Die „Imperatrice du soleil“ fuhr langsam den breiten Strom hinunter, dessen braunes Wasser zahllose kleine Wirbel und Strudel bildete, die beim Auftreffen auf Hindernisse größer und kraftvoller wurden und die Gewalt der Strömung ahnen ließen. Stundenlang glitt das Schiff an der einförmigen, grünen Front des Urwalds vorbei, die nur hie und da von kleinen Inseln unterbrochen wurde und von Sandbänken, auf denen träge Krokodile einträchtig neben großen, weißen Vögeln lagerten. Manchmal tauchten kleine Ansiedlungen auf, Hütten mit Wellblech- oder Grasdächern, deren Bewohner eilfertig mit Kanus längsseits kamen, um Waren zu tauschen, Passagiere zu befördern oder Lebensmittel zu verkaufen. Im Gegensatz zu ihrem hochtrabenden Namen war die „Imperatrice du soleil“ ein alter, rostiger Kahn, der schon seit Jahrzehnten die Wichtigste, ja fast die einzige funktionierende Verkehrsmöglichkeit in diesem unwegsamen Teil des Landes darstellte.

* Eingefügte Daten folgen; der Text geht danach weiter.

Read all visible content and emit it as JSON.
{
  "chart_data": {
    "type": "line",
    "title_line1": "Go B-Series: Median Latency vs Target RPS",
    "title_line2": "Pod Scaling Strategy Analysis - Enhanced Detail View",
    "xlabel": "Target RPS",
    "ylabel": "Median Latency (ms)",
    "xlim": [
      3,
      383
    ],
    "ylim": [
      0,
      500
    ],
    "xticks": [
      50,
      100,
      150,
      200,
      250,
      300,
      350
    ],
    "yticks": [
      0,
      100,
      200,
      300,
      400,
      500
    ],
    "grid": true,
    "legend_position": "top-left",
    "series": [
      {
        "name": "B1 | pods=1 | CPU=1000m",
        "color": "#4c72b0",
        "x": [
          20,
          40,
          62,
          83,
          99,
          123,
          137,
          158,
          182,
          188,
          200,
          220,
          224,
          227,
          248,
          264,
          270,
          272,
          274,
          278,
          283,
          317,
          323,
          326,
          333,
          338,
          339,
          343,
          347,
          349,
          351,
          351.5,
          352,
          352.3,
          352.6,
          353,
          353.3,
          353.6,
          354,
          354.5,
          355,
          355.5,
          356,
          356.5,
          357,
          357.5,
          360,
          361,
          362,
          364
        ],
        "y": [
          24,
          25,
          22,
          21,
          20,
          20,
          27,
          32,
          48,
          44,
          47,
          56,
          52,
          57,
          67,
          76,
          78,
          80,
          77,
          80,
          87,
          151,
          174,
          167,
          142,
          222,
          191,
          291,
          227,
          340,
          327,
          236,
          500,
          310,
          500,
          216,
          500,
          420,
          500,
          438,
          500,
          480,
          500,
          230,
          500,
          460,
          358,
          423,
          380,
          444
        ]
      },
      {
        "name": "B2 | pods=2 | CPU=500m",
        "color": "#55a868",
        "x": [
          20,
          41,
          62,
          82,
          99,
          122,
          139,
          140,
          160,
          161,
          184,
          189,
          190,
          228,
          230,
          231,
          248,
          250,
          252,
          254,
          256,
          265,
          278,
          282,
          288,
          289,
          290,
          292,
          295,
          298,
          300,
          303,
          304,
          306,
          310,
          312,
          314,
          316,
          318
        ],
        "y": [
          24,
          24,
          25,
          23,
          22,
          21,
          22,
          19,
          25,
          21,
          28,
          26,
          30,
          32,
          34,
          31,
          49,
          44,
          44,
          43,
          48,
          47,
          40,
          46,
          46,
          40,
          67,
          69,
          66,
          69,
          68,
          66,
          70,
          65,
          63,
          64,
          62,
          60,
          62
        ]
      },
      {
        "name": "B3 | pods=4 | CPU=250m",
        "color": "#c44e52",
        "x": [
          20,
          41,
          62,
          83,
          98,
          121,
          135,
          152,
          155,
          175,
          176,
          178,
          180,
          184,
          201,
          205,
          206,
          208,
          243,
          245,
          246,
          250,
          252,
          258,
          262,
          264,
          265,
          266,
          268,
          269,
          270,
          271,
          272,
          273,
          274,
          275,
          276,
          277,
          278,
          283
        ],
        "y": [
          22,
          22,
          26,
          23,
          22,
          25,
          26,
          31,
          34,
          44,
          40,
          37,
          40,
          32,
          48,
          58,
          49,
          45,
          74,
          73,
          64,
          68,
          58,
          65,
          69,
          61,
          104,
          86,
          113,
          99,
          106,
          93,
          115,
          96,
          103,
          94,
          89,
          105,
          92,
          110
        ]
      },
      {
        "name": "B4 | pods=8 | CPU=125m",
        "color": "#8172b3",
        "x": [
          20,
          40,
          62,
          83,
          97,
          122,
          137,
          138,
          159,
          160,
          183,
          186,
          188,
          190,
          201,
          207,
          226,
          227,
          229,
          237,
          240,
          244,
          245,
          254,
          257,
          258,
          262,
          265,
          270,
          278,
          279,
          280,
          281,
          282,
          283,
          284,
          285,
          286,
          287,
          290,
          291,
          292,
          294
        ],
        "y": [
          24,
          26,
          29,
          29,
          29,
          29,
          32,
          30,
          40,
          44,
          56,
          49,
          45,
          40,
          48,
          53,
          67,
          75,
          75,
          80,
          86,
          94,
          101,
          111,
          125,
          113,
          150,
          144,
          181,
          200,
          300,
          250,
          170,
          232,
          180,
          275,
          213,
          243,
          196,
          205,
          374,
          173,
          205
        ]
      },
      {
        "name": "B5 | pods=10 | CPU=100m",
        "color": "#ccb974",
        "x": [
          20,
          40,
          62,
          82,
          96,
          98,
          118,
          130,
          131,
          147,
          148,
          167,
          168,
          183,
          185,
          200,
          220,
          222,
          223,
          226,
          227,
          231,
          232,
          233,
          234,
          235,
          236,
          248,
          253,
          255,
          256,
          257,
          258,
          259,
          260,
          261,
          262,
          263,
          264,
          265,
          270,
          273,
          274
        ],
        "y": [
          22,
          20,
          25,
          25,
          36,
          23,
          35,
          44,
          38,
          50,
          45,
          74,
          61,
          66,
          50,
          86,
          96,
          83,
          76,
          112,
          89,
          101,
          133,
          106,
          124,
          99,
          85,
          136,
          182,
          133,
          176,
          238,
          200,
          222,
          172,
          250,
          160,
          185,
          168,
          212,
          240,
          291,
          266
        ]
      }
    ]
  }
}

Es war um die Mittagszeit und die Sonne brannte auf das fast leere Deck. Die Passagiere hatten sich in den Schatten geflochtener Matten oder Sonnensegel geflüchtet, um zu schlafen oder vor sich hin zu dösen. Das Tuckern des Motors war das einzige laute Geräusch, das den Frieden störte. Er hatte den Schatten seiner Kajüte trotz der Hitze verlassen, um diese eintönige, wiewohl faszinierende Landschaft in sich aufzunehmen. Er war froh, mit eigenen Augen zu sehen, was er bisher nur aus Filmen wie Africa Queen, Aguirre oder Fitzcarraldo kannte.
Der Unfall ereignete sich ganz plötzlich und er hatte ihn genau beobachtet. Ein kleiner Junge war einen Moment lang der Aufsicht seiner Mutter entkommen und lief auf die Reling zu. Die Mutter war aufgestanden und lief ihm nach, für den Jungen ein Zeichen, dass sie mit ihm Fangen spielen wollte. Er lief hüpfend und lachend weiter, bis zur einer Stelle, an der zwei altersschwache Pfosten umgeknickt auf dem Boden lagen und als notdürftige Sicherung nur ein Seil gespannt war.